A researcher associated with the centre is already looking at ways to solve infrastructure problems arising from melting permafrost.

“We will be a strong partner because we need to study what is happening in the North,” said Dion.

“We need to come to solutions on the new challenges with the permafrost that is at risk, with climate change and the best way to do it is be aware it is happening and that means here in the Yukon.”

Dion also tagged Arctic sovereignty as a priority.

If the Conservatives don’t hurry up and finish mapping the seabed, Canada could lose part of its northern territory to other countries, said Dion.

Prime Minister Stephen Harper promised the North new icebreakers, he added.

But instead he decided to buy patrol boats that can only go through one metre of ice.

Arctic ice is sometimes six metres thick, said Dion.

“We were fighting for sovereignty of our North, partly so we could enforce Canada’s tougher environmental standards,” he said.
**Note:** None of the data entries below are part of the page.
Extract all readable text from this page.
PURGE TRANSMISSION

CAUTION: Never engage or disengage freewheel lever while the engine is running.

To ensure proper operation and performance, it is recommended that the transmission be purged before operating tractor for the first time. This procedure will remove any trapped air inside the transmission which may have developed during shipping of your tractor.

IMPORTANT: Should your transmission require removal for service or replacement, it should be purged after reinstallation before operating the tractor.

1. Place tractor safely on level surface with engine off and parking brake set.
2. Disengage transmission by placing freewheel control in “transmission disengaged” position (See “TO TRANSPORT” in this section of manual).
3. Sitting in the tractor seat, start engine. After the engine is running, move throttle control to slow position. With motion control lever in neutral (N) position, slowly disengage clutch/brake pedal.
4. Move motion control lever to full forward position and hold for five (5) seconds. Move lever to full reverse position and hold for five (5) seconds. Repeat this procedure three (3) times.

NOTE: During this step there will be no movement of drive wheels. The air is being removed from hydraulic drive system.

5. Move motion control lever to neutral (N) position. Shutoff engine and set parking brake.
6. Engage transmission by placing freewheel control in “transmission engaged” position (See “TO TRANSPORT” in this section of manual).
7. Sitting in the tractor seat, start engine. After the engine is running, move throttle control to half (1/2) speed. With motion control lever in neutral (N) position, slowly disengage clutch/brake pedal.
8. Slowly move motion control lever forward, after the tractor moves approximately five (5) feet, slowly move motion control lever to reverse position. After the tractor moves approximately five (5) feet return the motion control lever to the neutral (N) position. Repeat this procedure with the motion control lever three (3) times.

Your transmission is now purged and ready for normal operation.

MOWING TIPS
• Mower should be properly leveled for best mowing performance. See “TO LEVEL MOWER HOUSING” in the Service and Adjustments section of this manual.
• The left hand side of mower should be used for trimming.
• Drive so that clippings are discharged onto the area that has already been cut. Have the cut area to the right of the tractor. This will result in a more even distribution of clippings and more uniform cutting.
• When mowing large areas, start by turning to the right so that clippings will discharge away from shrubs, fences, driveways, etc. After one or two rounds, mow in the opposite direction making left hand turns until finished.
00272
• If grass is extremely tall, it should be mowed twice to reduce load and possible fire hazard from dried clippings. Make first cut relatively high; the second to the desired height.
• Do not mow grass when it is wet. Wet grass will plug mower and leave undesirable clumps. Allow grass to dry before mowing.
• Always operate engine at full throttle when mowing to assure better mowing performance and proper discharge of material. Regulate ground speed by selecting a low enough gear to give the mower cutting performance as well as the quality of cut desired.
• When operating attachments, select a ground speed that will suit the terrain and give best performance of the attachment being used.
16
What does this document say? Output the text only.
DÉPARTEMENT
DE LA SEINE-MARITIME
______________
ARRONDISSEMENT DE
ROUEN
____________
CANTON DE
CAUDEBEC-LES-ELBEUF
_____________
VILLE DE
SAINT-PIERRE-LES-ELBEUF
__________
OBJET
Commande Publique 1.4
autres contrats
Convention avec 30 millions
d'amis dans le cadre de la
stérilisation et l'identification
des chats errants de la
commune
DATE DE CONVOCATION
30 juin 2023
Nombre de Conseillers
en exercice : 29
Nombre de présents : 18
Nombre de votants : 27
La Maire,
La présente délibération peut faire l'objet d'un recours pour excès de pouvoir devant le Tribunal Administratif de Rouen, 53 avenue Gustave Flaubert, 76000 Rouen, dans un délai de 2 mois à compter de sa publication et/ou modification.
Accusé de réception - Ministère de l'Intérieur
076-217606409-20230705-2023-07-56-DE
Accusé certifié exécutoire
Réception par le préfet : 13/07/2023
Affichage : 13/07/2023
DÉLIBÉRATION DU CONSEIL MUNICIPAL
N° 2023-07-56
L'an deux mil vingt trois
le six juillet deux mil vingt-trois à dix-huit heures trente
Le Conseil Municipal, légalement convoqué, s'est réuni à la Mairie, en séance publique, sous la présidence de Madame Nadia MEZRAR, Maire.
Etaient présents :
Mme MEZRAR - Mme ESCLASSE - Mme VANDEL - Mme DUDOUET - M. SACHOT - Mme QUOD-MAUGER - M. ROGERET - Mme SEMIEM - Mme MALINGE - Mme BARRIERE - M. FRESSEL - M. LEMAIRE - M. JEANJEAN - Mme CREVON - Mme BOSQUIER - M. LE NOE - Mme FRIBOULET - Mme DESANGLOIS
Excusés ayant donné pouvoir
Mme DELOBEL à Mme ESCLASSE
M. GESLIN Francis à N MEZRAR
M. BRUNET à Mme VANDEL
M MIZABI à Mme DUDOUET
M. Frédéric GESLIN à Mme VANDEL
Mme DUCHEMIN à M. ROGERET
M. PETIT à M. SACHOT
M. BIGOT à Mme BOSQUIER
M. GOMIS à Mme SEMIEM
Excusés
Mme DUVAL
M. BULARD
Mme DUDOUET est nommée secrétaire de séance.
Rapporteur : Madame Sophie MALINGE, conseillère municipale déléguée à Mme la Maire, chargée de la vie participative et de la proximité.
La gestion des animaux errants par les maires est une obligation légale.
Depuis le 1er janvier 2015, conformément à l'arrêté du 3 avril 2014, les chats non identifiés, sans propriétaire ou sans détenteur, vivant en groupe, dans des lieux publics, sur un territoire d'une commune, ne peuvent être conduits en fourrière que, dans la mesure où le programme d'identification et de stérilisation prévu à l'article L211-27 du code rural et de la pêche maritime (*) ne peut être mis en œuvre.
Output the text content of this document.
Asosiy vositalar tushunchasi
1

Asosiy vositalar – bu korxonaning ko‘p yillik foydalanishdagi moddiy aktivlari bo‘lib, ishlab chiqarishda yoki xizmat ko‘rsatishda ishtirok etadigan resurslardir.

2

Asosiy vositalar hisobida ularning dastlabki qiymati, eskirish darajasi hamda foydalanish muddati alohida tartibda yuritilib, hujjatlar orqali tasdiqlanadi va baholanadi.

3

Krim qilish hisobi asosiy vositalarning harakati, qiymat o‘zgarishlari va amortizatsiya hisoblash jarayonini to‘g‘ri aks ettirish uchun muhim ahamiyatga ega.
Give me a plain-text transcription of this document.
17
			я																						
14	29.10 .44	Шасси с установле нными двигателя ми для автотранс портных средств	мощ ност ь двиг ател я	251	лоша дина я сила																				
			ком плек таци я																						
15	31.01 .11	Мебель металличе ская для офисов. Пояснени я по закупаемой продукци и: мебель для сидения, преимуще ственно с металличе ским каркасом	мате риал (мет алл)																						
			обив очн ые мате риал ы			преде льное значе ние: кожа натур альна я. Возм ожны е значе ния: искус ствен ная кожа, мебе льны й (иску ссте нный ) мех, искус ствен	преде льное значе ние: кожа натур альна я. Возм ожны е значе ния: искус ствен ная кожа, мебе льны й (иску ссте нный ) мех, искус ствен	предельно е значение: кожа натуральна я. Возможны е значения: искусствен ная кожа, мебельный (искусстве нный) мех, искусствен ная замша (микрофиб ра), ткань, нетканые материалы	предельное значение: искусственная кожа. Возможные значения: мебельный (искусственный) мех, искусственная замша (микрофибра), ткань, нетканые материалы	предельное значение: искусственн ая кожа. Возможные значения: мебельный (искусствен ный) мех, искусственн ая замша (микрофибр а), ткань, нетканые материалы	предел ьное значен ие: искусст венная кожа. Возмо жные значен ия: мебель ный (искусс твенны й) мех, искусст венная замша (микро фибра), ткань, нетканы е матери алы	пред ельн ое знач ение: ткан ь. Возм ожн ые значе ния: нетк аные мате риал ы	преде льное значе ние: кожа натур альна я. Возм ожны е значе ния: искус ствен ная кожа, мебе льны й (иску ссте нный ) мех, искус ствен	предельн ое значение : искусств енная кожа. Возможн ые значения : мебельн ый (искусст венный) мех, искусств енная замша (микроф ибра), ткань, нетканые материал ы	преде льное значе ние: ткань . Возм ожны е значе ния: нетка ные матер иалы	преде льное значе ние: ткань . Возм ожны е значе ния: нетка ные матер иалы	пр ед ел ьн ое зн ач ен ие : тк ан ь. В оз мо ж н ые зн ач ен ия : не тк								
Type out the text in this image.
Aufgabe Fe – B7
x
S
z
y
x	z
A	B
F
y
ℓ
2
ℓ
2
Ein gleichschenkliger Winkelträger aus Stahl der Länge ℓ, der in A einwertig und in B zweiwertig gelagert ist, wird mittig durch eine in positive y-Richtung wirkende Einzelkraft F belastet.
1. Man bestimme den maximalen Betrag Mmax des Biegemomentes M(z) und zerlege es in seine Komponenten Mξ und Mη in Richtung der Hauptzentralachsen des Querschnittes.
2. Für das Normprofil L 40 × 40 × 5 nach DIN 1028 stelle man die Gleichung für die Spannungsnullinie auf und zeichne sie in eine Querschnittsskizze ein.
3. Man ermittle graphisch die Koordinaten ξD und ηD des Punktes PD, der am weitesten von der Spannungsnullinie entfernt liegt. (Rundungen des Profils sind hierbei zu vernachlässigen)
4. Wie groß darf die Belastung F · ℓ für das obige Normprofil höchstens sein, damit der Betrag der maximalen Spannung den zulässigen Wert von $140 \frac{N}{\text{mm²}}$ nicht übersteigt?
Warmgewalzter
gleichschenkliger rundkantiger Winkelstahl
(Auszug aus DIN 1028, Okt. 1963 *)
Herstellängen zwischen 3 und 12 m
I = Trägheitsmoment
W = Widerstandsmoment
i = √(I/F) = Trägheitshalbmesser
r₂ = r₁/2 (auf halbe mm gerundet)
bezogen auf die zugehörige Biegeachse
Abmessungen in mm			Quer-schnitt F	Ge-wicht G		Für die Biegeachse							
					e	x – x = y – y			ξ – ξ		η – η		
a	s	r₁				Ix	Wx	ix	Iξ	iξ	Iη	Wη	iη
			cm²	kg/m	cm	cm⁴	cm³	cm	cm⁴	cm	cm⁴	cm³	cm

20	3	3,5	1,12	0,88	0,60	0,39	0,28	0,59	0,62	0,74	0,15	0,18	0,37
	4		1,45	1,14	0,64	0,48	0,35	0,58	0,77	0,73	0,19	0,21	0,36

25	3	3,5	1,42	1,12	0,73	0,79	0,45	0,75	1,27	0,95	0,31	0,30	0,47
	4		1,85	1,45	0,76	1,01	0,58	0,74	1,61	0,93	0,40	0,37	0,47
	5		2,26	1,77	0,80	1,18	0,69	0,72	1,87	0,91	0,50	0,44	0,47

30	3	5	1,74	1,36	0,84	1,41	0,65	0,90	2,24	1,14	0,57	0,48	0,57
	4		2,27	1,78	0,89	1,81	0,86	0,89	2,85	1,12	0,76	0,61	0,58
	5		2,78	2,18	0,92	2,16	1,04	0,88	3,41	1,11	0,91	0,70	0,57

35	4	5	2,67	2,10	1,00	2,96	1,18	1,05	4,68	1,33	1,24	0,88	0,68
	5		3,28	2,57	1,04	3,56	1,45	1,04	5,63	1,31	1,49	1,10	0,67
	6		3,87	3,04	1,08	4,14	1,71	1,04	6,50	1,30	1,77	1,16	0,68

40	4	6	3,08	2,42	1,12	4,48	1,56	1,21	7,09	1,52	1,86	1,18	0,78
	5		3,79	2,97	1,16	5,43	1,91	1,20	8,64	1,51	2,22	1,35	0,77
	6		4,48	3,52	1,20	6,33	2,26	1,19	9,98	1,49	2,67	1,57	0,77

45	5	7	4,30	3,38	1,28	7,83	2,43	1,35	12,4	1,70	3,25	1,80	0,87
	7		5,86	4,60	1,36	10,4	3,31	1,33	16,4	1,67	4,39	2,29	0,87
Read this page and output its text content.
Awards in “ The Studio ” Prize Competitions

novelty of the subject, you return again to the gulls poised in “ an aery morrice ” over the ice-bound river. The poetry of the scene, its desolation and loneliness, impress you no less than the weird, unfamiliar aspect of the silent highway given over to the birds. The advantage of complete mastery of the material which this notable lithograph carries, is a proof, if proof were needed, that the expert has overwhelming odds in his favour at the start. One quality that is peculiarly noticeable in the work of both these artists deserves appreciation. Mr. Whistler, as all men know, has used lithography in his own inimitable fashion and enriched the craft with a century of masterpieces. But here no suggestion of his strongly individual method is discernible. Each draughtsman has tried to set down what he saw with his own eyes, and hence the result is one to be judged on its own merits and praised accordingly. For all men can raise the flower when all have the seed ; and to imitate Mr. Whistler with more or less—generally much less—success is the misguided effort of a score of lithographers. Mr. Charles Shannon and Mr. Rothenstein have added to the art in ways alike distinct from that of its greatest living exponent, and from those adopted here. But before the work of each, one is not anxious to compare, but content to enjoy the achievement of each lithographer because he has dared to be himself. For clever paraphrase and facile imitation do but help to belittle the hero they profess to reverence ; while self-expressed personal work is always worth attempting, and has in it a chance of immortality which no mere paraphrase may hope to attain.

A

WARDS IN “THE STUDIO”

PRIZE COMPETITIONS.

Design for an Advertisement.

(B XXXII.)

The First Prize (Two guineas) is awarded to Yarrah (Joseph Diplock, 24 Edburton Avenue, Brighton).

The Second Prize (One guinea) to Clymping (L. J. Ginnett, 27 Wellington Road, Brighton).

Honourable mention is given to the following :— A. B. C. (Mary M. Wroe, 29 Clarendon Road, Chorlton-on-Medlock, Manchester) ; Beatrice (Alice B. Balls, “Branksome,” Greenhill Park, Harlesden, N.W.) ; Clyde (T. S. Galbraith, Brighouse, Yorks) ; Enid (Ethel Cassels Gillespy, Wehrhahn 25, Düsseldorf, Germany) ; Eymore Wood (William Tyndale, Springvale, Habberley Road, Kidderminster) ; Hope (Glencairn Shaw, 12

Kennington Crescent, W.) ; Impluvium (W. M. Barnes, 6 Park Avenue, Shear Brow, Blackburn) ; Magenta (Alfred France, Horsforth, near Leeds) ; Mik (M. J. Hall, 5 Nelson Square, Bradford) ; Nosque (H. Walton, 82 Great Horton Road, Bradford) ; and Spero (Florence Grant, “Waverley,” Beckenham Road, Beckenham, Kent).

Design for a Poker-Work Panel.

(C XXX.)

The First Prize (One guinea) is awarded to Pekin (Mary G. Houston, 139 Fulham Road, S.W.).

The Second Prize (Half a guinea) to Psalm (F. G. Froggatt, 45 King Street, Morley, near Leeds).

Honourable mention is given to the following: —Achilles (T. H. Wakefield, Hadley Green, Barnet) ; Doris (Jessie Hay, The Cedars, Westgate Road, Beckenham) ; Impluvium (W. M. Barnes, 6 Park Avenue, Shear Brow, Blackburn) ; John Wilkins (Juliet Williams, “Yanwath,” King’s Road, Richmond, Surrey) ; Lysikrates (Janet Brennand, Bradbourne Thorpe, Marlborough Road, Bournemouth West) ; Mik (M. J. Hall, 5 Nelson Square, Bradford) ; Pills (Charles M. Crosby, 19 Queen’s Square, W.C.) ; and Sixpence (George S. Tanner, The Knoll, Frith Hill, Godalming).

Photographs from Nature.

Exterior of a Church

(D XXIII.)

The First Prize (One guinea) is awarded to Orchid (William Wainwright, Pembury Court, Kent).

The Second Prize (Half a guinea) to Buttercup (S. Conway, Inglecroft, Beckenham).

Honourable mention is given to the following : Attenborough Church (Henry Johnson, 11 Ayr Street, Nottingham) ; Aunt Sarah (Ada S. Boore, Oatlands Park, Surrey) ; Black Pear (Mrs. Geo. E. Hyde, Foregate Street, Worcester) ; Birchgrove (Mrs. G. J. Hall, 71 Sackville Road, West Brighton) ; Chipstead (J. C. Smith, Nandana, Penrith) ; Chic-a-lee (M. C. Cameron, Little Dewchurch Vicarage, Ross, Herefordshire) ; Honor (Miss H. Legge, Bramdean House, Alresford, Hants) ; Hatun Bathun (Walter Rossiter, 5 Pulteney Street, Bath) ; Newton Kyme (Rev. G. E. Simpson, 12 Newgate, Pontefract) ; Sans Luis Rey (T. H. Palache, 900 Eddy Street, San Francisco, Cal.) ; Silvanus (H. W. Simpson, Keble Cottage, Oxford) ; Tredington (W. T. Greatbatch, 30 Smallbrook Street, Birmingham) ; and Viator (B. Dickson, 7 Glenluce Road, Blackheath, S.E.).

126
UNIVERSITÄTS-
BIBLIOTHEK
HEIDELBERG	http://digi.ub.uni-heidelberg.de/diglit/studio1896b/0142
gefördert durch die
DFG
“And now we heard the government announce that their ships are going to dump waste food and sewage into the Arctic Ocean and its fragile environment.”

It’s unacceptable, he said.

“We will not dump sewage in your ocean.”

Yukon MP Larry Bagnell is introducing a private member’s bill to try and address this situation, said Dion.

“Larry is speaking about these kind of issues every day in the house — but it’s not the same as being the government.”

It is hard to make changes as opposition, said Dion.

“But what I announced today, I will deliver.”

A Liberal government will ensure the North stays strong and free, he said.

“I have seen on my many trips to the North, that you are survivors under the harshest conditions.

“You can count on me to help you through your struggles.”

“Dion wants to restore Canada to its rightful place as a leader of sustainable development and as a leader in the challenges we face with climate change and global warming,” said Yukon Liberal leader Arthur Mitchell, following the luncheon.

“We have been strong supporters in the past of the Kyoto protocol and I am very disappointed Canada has pulled back from that position in recent years under the current government.

“So it is very encouraging to hear these strong words of support that Canada needs to be a leader as a northern country in the challenges we face.”